In 2011 Foggo bumped into Tunde Dawodu of Calgary’s Afrikadey! festival, who shared her interest in Ware and asked if Foggo was planning to do anything about him for the Stampede’s centennial in 2012. Foggo says she realized it was the perfect opportunity to draw attention to Ware’s significance in Alberta’s ranching history. “I wanted his legacy and his contributions to the values and the events that led to the creation of the Stampede remembered.”

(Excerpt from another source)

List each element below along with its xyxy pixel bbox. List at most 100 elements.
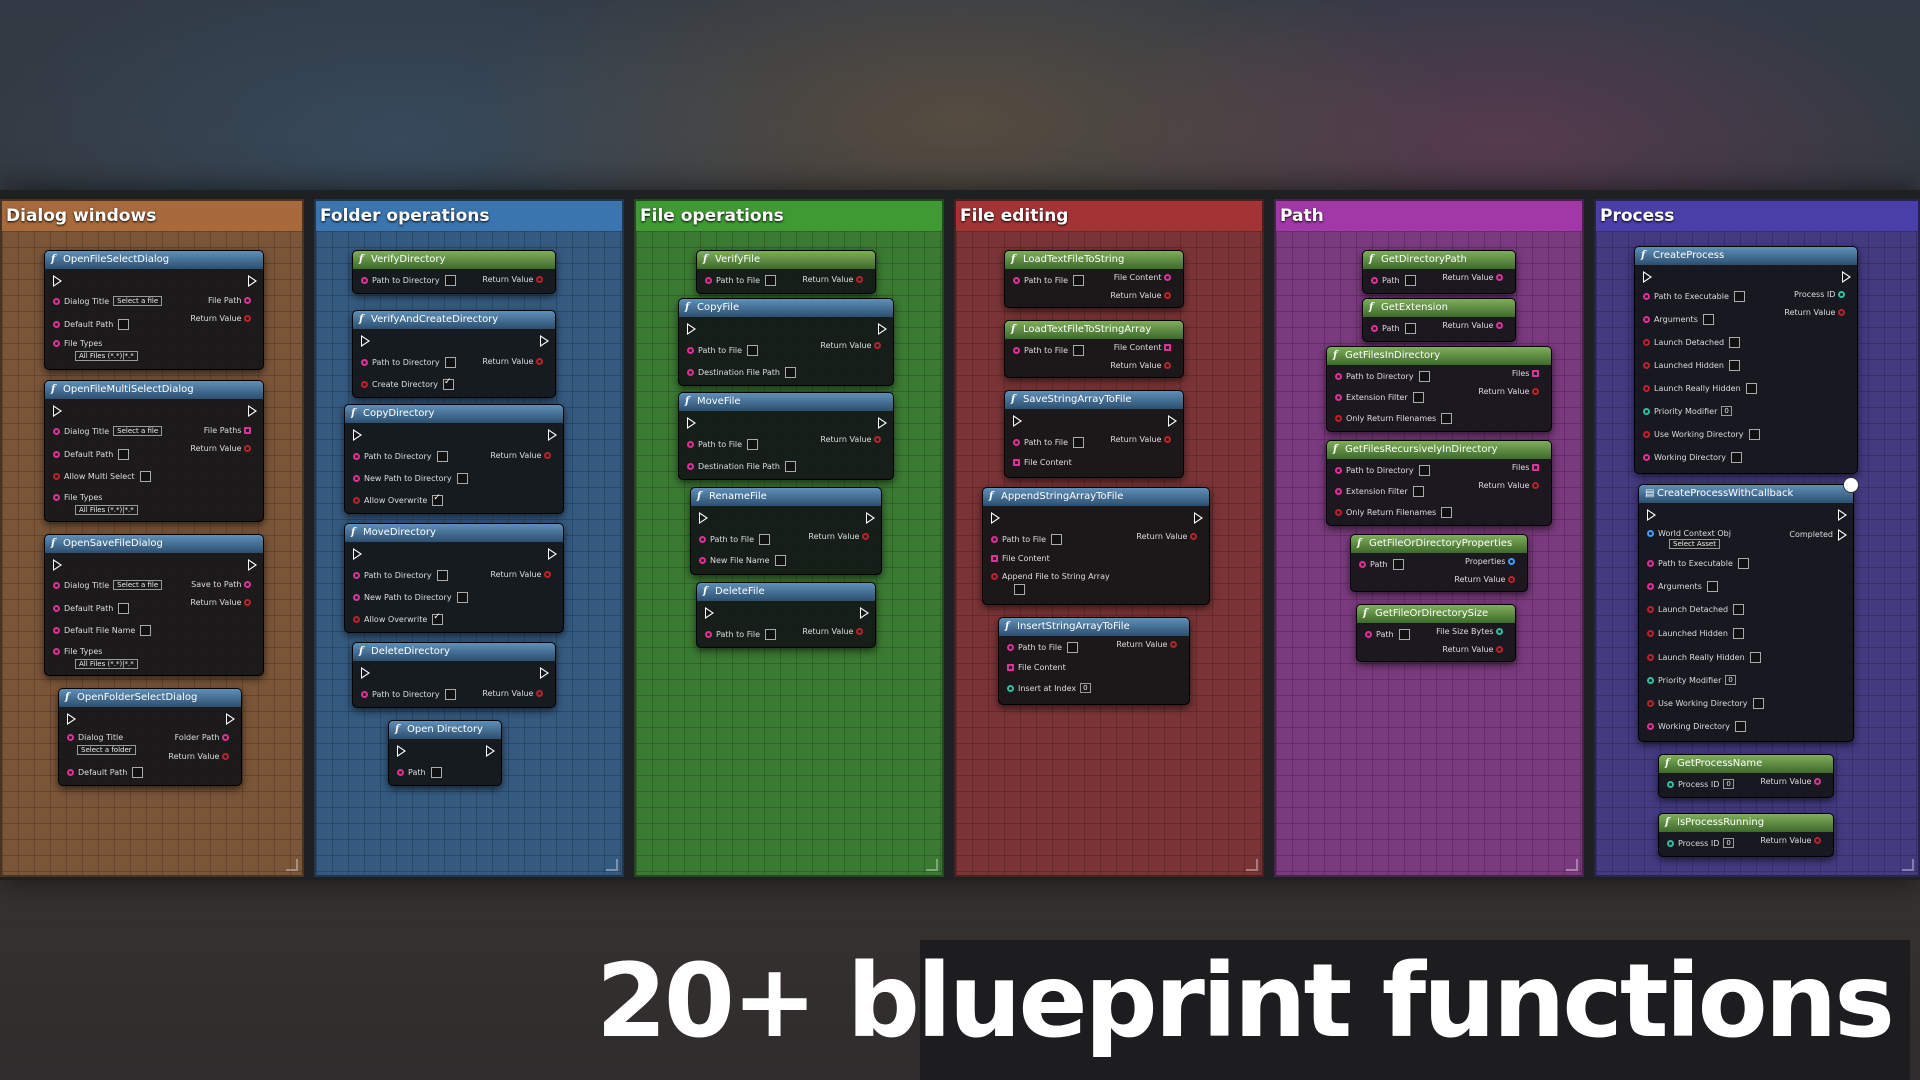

At the time, she was preparing a multimedia presentation for the University of Calgary’s Black History Month celebrations and asked her daughter, Miranda Martini, to write a song for John and Mildred. That eventually led to the first work in her trilogy, the play John Ware Reimagined, which mirrors Foggo’s childhood discovery of a Black cowboy. The play debuted with Calgary’s Ellipsis Tree Collective in 2014 and won the 2015 Writers Guild of Alberta Gwen Pharis Ringwood Award for Drama. It recently ran in Edmonton at Workshop West (Nov 8–19).
Foggo is now in the midst of the second work, a documentary for the National Film Board titled John Ware Reclaimed. The film is about her efforts to not only investigate where the man came from, but also to “illuminate the disconnect” between Canadian and Black history. “Why is John Ware not well known outside of southern Alberta?” Foggo asks. “Why is he not a figure of national significance?”
Filming took place in the foothills last summer with eight-time world champion rodeo star Fred Whitfield as Ware. Foggo hopes the film will be finished by summer and will launch at Canadian film festivals next fall. The final project in the trilogy will be a book—perhaps, she suggests, John Ware Retold.